Have you ever been to a book club where members do not all use the same edition of the "book of the week"? It's a nightmare, right? Moving a tag would essentially put you in the same situation.
If you think of your repository as a book that chronicles progress in your project, you can think of a tag as a chapter heading.
Moving a tag to a different commit after sharing it is like telling all your book-club buddies
You know what, guys? The edition of the book we've all been using so far is now obsolete, because I have solely decreed that chapter 8 shall now start, not on page 126, but on page 128.
Not good. Moving a tag is a form of history rewriting, and you shouldn't rewrite history that has been shared. It's the surest way to piss your collaborators off. Besides, you write
I'm the only contributor to my repo [...]
That may be true for now, but if other people than you have access to your GitHub repository (e.g. if it's public), some of them may already have forked or cloned it (although there is a way to find out), and you run the risk of pissing them off if you rewrite history.
If you're 100% sure that you want to move that tag anyway, Git does allow you to do it. Here, you could use
git tag --force v1.0 <ID-of-commit-127>
and then you would have to force push that tag, using
git push --force --tags
But again, think twice before going ahead...
Addendum (2018/09/26)
I feel the need to revisit my answer...
Over the years, some people have objected in the comments to my injunction not to move an already published tag. Of course, this piece of advice is contextual rather than universal; I don't doubt that good cases for moving a published tag exist.
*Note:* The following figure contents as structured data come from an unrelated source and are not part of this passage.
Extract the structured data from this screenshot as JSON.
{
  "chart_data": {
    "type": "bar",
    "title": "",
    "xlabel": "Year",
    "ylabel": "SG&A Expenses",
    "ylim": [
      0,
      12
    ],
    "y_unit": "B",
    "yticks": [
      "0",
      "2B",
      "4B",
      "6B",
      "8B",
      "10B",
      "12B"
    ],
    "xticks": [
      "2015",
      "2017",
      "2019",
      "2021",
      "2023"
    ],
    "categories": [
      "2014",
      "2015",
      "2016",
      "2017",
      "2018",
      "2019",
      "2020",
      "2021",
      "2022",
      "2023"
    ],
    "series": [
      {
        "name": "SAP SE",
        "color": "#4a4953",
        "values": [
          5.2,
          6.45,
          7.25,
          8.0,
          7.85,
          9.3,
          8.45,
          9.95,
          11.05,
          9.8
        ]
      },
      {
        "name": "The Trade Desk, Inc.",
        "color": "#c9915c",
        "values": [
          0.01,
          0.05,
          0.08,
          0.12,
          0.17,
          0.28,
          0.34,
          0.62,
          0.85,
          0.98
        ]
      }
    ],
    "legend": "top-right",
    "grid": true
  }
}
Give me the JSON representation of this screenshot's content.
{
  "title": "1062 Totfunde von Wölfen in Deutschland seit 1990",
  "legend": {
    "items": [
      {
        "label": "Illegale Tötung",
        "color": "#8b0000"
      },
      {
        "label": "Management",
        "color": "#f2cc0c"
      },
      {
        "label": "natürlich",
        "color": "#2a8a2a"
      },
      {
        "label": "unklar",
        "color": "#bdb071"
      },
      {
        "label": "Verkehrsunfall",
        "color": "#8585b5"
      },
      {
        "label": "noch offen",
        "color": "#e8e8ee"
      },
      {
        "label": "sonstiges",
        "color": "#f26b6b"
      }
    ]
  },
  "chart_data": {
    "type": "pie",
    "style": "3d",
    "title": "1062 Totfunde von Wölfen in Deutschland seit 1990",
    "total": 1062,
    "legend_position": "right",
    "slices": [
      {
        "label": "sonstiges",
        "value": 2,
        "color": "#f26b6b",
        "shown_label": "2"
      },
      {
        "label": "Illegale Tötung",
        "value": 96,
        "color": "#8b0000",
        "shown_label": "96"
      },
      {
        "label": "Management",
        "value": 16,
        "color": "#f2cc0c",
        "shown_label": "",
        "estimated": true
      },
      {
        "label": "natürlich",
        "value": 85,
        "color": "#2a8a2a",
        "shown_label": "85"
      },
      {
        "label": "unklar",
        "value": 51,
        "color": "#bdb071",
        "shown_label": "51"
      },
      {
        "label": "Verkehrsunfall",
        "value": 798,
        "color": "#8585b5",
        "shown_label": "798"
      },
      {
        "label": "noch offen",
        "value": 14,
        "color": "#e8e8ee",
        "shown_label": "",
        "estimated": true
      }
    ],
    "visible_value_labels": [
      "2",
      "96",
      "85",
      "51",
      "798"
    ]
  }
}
However, I stand firm in the belief that, as a general rule, the decision to move a published tag should be made deliberately and with extreme care.
One recent example comes to mind. Go 1.11 added experimental support for a module system that relies heavily on Git tags for versioning. Moving a tag in a Go module that has been published (on GitHub, say) would have disastrous consequences.
By doing so, you would break the contract established between you (the module author) and your users (those who depend on your module), because you would negate the guarantees that Go's module system intends to provide:
Modules record precise dependency requirements and create reproducible builds.
That's one sure way to piss people off.
This example may be enough to convince you that, at least in some cases, you shouldn't mindlessly move published tags. I rest my case.